Стоило прозвучать имени доктора, как фон Хельрунг рухнул в кресло с громким криком:
– Пеллинор! Пеллинор, прости меня. Кровь твоя на моих руках!
– Мы не знаем, правда ли он умер, – вмешался я. – Аркрайт мог и про это соврать.
– Он мог сказать так лишь по одной причине – потому что это правда!
– Вы сами говорили, доктор фон Хельрунг, – парировал я, – что надежда не менее практична, чем отчаяние. Я думаю, он жив.
– Надеешься, что он жив.
– Ну, он вполне может быть жив, – вставил Торранс. – Так что я за Уилла. И думать не хочу о мире, где нет Пеллинора Уортропа, – это было бы чертовски менее интересное место.
Он встал – на что, казалось, ушло довольно много времени: в Торрансе было заметно больше шести футов роста[57] – и потянулся, широко раскинув могучие руки.
– Ну, я намерен поискать чего-нибудь съедобного. Вы же, я так понимаю, отослали Франсуа домой на вечер?

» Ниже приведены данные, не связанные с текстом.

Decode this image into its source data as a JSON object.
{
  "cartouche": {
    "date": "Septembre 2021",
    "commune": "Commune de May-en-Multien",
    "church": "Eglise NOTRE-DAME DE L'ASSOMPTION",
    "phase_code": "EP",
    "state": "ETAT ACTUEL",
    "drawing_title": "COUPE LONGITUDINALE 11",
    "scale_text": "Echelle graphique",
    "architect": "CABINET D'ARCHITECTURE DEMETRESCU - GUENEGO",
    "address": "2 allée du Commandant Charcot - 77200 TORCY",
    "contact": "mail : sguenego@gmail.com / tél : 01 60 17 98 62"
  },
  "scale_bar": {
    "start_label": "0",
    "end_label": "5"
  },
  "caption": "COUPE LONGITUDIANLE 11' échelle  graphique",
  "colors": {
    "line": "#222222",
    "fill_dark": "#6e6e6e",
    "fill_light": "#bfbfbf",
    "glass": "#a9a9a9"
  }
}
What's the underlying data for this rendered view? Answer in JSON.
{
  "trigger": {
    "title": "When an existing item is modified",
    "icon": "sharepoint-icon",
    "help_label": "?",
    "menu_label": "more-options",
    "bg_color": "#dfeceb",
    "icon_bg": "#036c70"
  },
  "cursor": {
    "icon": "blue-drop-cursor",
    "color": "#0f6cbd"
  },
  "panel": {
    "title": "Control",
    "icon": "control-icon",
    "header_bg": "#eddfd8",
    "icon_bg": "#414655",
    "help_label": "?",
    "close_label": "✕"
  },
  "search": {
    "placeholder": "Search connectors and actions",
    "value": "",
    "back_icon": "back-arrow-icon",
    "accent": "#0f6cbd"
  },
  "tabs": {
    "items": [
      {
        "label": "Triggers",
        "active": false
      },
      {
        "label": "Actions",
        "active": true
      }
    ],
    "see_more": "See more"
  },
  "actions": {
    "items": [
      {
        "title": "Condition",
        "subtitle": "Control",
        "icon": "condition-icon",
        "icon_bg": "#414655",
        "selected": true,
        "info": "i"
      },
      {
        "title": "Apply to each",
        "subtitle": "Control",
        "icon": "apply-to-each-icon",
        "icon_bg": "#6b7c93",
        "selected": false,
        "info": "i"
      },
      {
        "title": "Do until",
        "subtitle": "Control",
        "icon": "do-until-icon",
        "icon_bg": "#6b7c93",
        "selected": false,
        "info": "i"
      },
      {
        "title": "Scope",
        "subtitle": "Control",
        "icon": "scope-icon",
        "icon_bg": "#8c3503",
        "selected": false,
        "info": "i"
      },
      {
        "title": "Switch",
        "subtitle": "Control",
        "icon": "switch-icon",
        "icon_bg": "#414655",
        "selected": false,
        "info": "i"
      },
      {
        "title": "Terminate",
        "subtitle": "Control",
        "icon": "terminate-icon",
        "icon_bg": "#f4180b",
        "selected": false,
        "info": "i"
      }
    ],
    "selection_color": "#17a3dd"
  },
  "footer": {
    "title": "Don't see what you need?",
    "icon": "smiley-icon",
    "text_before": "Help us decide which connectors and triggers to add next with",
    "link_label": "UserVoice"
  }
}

– Ja, и остальных, – ответил фон Хельрунг и горько добавил: – Свидетели нам не нужны, так ведь?
– Кстати, о свидетелях: думаю, я буду держаться за сценой, пока не настанет мой выход. Не хочу, чтобы крысеныш что-то заподозрил. Ужасно жаль – я имею в виду, насчет Франсуа! Лучше блинчиков, чем печет этот парень, я в жизни не пробовал.
– Уилл, прости меня, – сказал фон Хельрунг после того, как Торранс ушел. – Если бы только я тебя послушал…
Звонок в дверь прервал его. Он прикрыл глаза и глубоко вздохнул, чтобы успокоить нервы.
– Дичь прибыла, – сообщил он. – Время собрать все наше мужество, мастер Генри. Что там у меня с лицом, сгодится? Только бы муха не разоблачила во мне паука!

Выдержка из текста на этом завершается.